Maybe it's a French law or something.

I've had business and personal accounts with SG, La Banque Postale, BoursoBank and CIC and they all worked with those 6-character "visual number pad" logins.

I doubt it. N26, which is granted a "new bank", doesn't have that, even though it now has an actual French subsidiary, complete with French account numbers. My password with them is way above 6 characters, and contains numbers, letters and symbols. The login page has a regular password field.

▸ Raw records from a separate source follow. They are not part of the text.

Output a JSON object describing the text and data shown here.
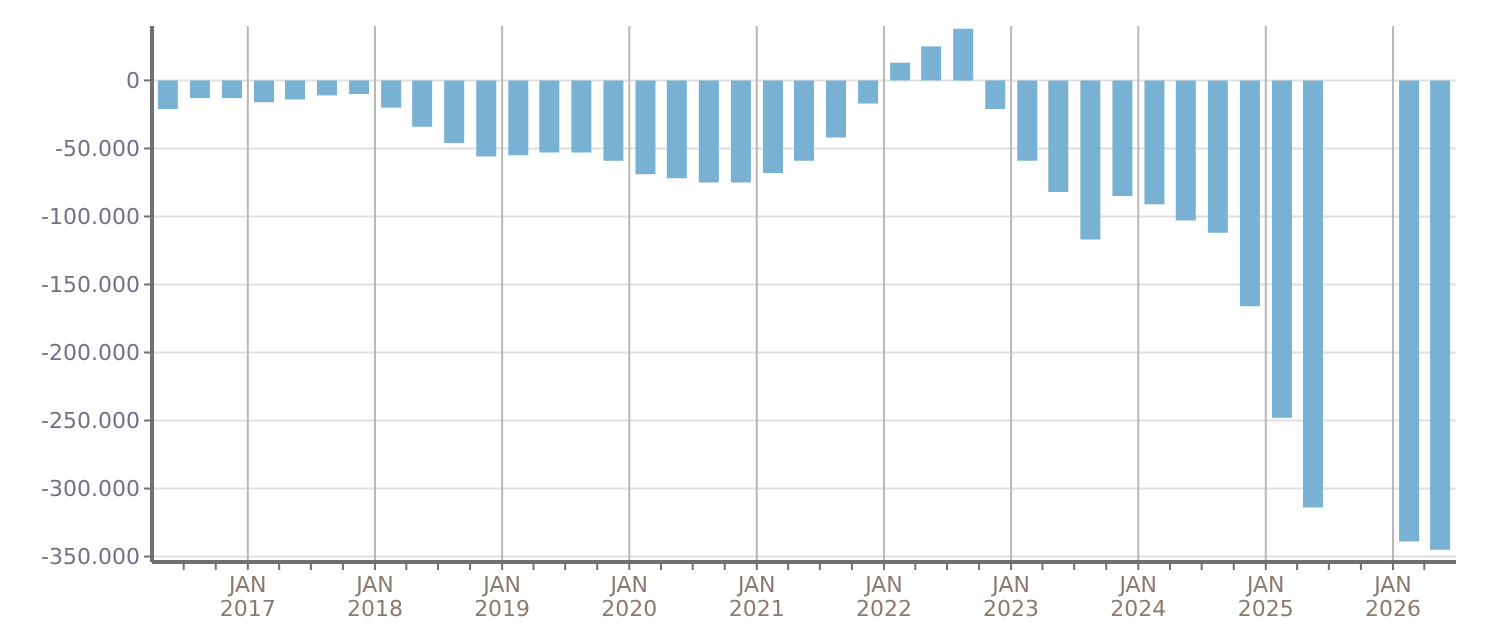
{
  "chart_data": {
    "type": "bar",
    "color": "#78b1d3",
    "x": [
      "2016-05-15",
      "2016-08-15",
      "2016-11-15",
      "2017-02-15",
      "2017-05-15",
      "2017-08-15",
      "2017-11-15",
      "2018-02-15",
      "2018-05-15",
      "2018-08-15",
      "2018-11-15",
      "2019-02-15",
      "2019-05-15",
      "2019-08-15",
      "2019-11-15",
      "2020-02-15",
      "2020-05-15",
      "2020-08-15",
      "2020-11-15",
      "2021-02-15",
      "2021-05-15",
      "2021-08-15",
      "2021-11-15",
      "2022-02-15",
      "2022-05-15",
      "2022-08-15",
      "2022-11-15",
      "2023-02-15",
      "2023-05-15",
      "2023-08-15",
      "2023-11-15",
      "2024-02-15",
      "2024-05-15",
      "2024-08-15",
      "2024-11-15",
      "2025-02-15",
      "2025-05-15",
      "2025-08-15",
      "2025-11-15",
      "2026-02-15",
      "2026-05-15"
    ],
    "values": [
      -21000,
      -13000,
      -13000,
      -16000,
      -14000,
      -11000,
      -10000,
      -20000,
      -34000,
      -46000,
      -56000,
      -55000,
      -53000,
      -53000,
      -59000,
      -69000,
      -72000,
      -75000,
      -75000,
      -68000,
      -59000,
      -42000,
      -17000,
      13000,
      25000,
      38000,
      -21000,
      -59000,
      -82000,
      -117000,
      -85000,
      -91000,
      -103000,
      -112000,
      -166000,
      -248000,
      -314000,
      null,
      null,
      -339000,
      -345000
    ],
    "xlim": [
      "2016-04-01",
      "2026-07-01"
    ],
    "xticks": [
      {
        "value": "2016-07-01",
        "label": null
      },
      {
        "value": "2016-10-01",
        "label": null
      },
      {
        "value": "2017-01-01",
        "label": "JAN 2017"
      },
      {
        "value": "2017-04-01",
        "label": null
      },
      {
        "value": "2017-07-01",
        "label": null
      },
      {
        "value": "2017-10-01",
        "label": null
      },
      {
        "value": "2018-01-01",
        "label": "JAN 2018"
      },
      {
        "value": "2018-04-01",
        "label": null
      },
      {
        "value": "2018-07-01",
        "label": null
      },
      {
        "value": "2018-10-01",
        "label": null
      },
      {
        "value": "2019-01-01",
        "label": "JAN 2019"
      },
      {
        "value": "2019-04-01",
        "label": null
      },
      {
        "value": "2019-07-01",
        "label": null
      },
      {
        "value": "2019-10-01",
        "label": null
      },
      {
        "value": "2020-01-01",
        "label": "JAN 2020"
      },
      {
        "value": "2020-04-01",
        "label": null
      },
      {
        "value": "2020-07-01",
        "label": null
      },
      {
        "value": "2020-10-01",
        "label": null
      },
      {
        "value": "2021-01-01",
        "label": "JAN 2021"
      },
      {
        "value": "2021-04-01",
        "label": null
      },
      {
        "value": "2021-07-01",
        "label": null
      },
      {
        "value": "2021-10-01",
        "label": null
      },
      {
        "value": "2022-01-01",
        "label": "JAN 2022"
      },
      {
        "value": "2022-04-01",
        "label": null
      },
      {
        "value": "2022-07-01",
        "label": null
      },
      {
        "value": "2022-10-01",
        "label": null
      },
      {
        "value": "2023-01-01",
        "label": "JAN 2023"
      },
      {
        "value": "2023-04-01",
        "label": null
      },
      {
        "value": "2023-07-01",
        "label": null
      },
      {
        "value": "2023-10-01",
        "label": null
      },
      {
        "value": "2024-01-01",
        "label": "JAN 2024"
      },
      {
        "value": "2024-04-01",
        "label": null
      },
      {
        "value": "2024-07-01",
        "label": null
      },
      {
        "value": "2024-10-01",
        "label": null
      },
      {
        "value": "2025-01-01",
        "label": "JAN 2025"
      },
      {
        "value": "2025-04-01",
        "label": null
      },
      {
        "value": "2025-07-01",
        "label": null
      },
      {
        "value": "2025-10-01",
        "label": null
      },
      {
        "value": "2026-01-01",
        "label": "JAN 2026"
      },
      {
        "value": "2026-04-01",
        "label": null
      }
    ],
    "ylim": [
      -354000,
      40000
    ],
    "yticks": [
      {
        "value": 0,
        "label": "0"
      },
      {
        "value": -50000,
        "label": "-50.000"
      },
      {
        "value": -100000,
        "label": "-100.000"
      },
      {
        "value": -150000,
        "label": "-150.000"
      },
      {
        "value": -200000,
        "label": "-200.000"
      },
      {
        "value": -250000,
        "label": "-250.000"
      },
      {
        "value": -300000,
        "label": "-300.000"
      },
      {
        "value": -350000,
        "label": "-350.000"
      }
    ],
    "grid": true
  }
}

I think the others are just copycats. Someone must have come up with this first, and the others figured "yeah, that looks so secure, let's do that, too". If I had a penny for every CSO who justified some stupid "security" idea with "everybody does it, why shouldn't we?" I'd be so rich I wouldn't care about this crap anymore.

Surely that must afoul of some sort of French laws regarding accessibility?

How are blind people supposed to use this UI?

To be honest, I'm neither a web dev/designer nor do I have bad sight, so I admit I don't really know how accessibility works. I expect this to be compatible with screen readers somehow, they even say they take this seriously. But from a quick glance at the Accessibility tab in Firefox, I see many complaints about "interactive elements must be labeled".

Obviously, if the computer reads aloud the password as you type it, it's an absolute win for security, and I'm sure some PMs somewhere are quite content with a job well done.

For the curious, here's the login page: https://mabanque.bnpparibas/fr/connexion

La Banque Postale actually has a toggle button to make the computer read the code out loud as you type it.

It's no big deal... you'd need to be blind to miss someone nearby listening in!